Loans to over-55s hit £6.1 billion, up 42.6% year-on-year

UK Finance has reported a notable rise in mortgage lending to older borrowers in the first quarter of 2025, indicating both a shift in borrower behaviour and continued demand for later life financial solutions.
According to the industry body’s latest update, 38,510 new loans were issued to individuals over 55 between January and March, a 33.5% increase compared to the same period last year. The total value of these loans reached £6.1 billion, representing a 42.6% annual uplift.
The data also highlighted trends across specialist later life products. Lifetime mortgage volumes rose by 11.1% year on year, with 5,620 new loans advanced, totalling £530 million — a 39.5% jump in value. Retirement interest-only (RIO) mortgages also saw growth, with 339 loans issued in Q1, up 19.4%. These were worth £33 million, which was 17.9% higher than a year earlier.
Residential loans to older borrowers made up 7.6% of all home loan activity in the quarter, while buy-to-let lending in the same demographic accounted for 21.5% of total BTL loans.
Toby Leek (pictured left), president of NAEA Propertymark, acknowledged the broader implications of the data. “It is encouraging to see the mortgage landscape evolving and making better provision across the board, especially for people who are aged 50 plus,” he said.
“However, there are two sides to the coin to consider.
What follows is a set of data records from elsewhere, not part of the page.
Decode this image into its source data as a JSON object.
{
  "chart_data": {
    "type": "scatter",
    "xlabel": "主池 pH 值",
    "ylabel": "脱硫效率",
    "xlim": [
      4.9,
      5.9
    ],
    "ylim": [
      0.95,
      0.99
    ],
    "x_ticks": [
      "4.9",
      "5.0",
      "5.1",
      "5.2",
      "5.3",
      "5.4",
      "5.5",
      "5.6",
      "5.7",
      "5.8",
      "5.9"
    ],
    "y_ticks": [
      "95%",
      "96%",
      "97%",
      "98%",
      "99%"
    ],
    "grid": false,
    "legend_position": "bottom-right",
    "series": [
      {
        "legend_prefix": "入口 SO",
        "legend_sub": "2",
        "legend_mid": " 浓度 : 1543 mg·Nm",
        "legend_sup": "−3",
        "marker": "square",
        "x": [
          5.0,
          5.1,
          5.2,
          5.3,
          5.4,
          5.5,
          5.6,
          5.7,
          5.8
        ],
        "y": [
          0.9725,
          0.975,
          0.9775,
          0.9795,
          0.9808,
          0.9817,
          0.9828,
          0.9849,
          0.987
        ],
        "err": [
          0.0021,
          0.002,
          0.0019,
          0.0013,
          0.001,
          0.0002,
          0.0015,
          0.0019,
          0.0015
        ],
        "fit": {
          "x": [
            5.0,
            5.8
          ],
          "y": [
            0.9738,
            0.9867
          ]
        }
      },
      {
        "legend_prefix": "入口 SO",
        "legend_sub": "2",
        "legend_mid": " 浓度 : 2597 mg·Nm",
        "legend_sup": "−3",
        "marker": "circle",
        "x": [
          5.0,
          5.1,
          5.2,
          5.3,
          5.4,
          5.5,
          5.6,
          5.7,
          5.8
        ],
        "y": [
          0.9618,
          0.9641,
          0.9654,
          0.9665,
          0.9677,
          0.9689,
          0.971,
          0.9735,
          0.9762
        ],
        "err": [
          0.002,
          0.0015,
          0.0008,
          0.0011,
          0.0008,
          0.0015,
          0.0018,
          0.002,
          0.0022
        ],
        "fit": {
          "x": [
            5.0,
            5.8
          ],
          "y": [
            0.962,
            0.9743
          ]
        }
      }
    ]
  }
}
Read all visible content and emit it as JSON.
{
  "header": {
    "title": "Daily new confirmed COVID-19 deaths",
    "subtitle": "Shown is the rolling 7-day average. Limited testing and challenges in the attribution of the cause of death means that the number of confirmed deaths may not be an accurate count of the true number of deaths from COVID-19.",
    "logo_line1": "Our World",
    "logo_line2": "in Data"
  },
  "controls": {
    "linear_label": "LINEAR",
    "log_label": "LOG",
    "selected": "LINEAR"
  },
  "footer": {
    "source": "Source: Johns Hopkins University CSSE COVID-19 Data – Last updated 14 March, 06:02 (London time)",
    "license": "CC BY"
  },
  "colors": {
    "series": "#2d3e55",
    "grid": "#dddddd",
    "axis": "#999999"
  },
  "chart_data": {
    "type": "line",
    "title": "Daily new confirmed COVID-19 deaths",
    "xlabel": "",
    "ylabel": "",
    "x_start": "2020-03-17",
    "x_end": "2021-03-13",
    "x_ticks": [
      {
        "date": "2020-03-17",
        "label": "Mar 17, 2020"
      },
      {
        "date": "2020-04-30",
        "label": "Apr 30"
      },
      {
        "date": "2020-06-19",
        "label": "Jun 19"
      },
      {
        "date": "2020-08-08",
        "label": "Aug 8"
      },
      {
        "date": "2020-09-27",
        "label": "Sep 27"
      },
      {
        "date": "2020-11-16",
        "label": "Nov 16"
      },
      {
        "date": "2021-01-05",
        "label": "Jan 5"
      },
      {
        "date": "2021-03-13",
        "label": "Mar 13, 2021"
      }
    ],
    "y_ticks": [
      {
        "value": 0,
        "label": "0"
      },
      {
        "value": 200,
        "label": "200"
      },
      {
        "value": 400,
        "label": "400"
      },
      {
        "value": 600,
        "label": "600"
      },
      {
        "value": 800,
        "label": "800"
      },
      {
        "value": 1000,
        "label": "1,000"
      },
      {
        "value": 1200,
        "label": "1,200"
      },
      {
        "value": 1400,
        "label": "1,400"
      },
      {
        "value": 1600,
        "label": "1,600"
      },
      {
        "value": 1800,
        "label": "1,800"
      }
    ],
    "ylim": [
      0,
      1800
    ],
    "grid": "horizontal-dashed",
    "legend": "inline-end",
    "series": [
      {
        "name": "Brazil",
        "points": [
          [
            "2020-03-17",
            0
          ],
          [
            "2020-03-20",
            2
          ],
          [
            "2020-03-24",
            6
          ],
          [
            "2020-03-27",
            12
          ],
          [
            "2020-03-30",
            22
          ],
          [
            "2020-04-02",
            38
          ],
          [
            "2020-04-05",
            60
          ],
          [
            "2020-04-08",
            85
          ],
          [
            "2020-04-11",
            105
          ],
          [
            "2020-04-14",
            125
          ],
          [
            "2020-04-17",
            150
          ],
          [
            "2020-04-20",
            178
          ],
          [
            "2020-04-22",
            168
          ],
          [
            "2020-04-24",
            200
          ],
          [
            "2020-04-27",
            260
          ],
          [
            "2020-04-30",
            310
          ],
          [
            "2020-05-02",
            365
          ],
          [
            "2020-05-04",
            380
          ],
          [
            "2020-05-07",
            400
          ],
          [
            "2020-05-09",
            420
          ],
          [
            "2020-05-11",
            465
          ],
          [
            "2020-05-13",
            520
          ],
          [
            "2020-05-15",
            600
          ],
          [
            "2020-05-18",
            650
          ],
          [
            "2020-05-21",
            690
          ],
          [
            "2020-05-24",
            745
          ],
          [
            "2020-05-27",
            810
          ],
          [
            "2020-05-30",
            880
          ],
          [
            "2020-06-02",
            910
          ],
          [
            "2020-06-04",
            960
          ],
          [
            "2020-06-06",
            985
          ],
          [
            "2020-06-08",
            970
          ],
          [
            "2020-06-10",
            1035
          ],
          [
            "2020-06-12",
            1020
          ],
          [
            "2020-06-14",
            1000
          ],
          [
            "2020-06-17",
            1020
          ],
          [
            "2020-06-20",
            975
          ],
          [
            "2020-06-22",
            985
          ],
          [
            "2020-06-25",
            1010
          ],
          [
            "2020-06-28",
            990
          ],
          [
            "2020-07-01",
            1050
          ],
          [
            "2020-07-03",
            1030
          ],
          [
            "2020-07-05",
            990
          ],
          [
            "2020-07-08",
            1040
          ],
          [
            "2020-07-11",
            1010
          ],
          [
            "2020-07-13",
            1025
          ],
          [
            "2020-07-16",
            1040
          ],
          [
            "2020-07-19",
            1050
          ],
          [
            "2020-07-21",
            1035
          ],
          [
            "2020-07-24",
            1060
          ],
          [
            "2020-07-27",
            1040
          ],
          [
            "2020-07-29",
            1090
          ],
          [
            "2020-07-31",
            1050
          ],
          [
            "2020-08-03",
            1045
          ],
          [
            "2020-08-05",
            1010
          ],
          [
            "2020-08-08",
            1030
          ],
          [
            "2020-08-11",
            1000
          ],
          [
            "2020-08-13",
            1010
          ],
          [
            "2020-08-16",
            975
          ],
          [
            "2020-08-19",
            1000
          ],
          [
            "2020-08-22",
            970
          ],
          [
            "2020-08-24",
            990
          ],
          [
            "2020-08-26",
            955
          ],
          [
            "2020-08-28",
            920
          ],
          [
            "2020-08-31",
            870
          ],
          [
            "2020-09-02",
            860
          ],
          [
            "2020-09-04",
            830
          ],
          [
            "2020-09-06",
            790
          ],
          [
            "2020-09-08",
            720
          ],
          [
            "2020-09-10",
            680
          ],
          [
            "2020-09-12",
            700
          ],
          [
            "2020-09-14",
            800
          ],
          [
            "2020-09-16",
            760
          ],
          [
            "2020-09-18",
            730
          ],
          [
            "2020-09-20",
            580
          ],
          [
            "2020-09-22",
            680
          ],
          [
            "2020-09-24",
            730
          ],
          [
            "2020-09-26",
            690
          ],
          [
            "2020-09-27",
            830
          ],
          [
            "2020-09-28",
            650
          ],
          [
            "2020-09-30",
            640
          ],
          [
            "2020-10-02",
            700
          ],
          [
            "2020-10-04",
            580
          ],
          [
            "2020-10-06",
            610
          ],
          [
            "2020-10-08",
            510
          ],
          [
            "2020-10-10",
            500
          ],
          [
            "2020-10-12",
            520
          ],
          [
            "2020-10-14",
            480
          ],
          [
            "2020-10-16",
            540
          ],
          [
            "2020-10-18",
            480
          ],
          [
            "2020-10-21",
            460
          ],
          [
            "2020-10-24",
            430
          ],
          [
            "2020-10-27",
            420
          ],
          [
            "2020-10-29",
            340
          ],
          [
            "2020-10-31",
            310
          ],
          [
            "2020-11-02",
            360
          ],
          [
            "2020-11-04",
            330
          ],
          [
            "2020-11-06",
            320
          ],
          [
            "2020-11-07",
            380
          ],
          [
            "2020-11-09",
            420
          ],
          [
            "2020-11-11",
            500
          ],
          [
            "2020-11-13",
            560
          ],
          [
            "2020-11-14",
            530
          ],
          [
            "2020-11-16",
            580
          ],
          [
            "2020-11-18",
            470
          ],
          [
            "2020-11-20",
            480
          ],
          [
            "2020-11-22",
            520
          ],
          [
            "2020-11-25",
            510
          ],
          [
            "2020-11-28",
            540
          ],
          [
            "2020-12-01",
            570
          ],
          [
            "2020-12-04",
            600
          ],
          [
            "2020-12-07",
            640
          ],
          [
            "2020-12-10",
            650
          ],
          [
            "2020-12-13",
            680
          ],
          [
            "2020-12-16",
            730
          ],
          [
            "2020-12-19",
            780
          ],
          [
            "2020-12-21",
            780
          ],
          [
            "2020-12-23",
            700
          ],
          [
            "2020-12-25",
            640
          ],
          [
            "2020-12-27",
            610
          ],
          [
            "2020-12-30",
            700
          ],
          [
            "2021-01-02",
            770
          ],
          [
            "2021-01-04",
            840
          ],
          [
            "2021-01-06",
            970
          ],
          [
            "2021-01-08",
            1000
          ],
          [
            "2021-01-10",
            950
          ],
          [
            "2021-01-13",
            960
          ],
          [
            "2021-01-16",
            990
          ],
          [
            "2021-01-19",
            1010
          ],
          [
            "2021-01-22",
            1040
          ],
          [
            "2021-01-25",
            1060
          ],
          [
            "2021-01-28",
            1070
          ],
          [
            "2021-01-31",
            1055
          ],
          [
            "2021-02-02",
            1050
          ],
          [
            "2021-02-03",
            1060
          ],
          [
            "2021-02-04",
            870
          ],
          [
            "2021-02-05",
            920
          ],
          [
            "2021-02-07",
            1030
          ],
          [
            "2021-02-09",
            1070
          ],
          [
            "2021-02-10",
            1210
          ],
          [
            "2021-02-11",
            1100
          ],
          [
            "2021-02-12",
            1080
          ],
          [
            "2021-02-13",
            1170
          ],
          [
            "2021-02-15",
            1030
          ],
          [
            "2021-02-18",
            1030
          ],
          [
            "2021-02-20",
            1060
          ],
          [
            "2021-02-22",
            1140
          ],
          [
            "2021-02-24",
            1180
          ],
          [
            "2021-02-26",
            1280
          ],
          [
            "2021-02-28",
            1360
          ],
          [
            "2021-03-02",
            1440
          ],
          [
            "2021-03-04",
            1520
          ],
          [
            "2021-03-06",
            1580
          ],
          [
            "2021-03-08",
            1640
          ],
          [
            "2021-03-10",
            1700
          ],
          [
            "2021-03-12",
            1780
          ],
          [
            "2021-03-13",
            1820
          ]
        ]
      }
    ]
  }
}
This could also be down to underlying issues regarding the cost of living and how this might be impacting many older borrowers, specifically because they are having to delay paying off their mortgages until much later in life. In addition, shifts in consumer needs could also be down to factors such as higher interest rates and ever-increasing household bills making a substantial dent in affordability.”
Industry players also observed a clear uptick in demand for customised later life lending products. Simon Webb (pictured centre), managing director of capital markets and finance at later life lender LiveMore, said the continued growth in later life lending reflects the evolving financial needs of people in their 50s and beyond.
“Whether it’s helping children onto the property ladder, funding lifestyle changes, or managing existing debt, older borrowers are increasingly seeking flexible, tailored solutions,” noted Webb, who added that they had seen strong interest across both conventional and equity release offerings, with many over-50s not fitting into traditional lending categories.
“An increase in later life lending activity signals that older borrowers are continuing to take a more proactive approach to managing their finances — whether that’s through traditional mortgages, RIOs, or equity release products,” said Richard Pike (pictured right), chief sales and marketing officer at mortgage servicing provider Phoebus. “What’s notable is the continued diversification within this market. We’re seeing borrowers opt for a range of solutions depending on their needs — from managing interest-only mortgage maturities to helping family members onto the property ladder.
“As the market matures, technology, underwriting flexibility and adviser support will all be key to ensuring that later life lending continues to evolve in a responsible, sustainable way.”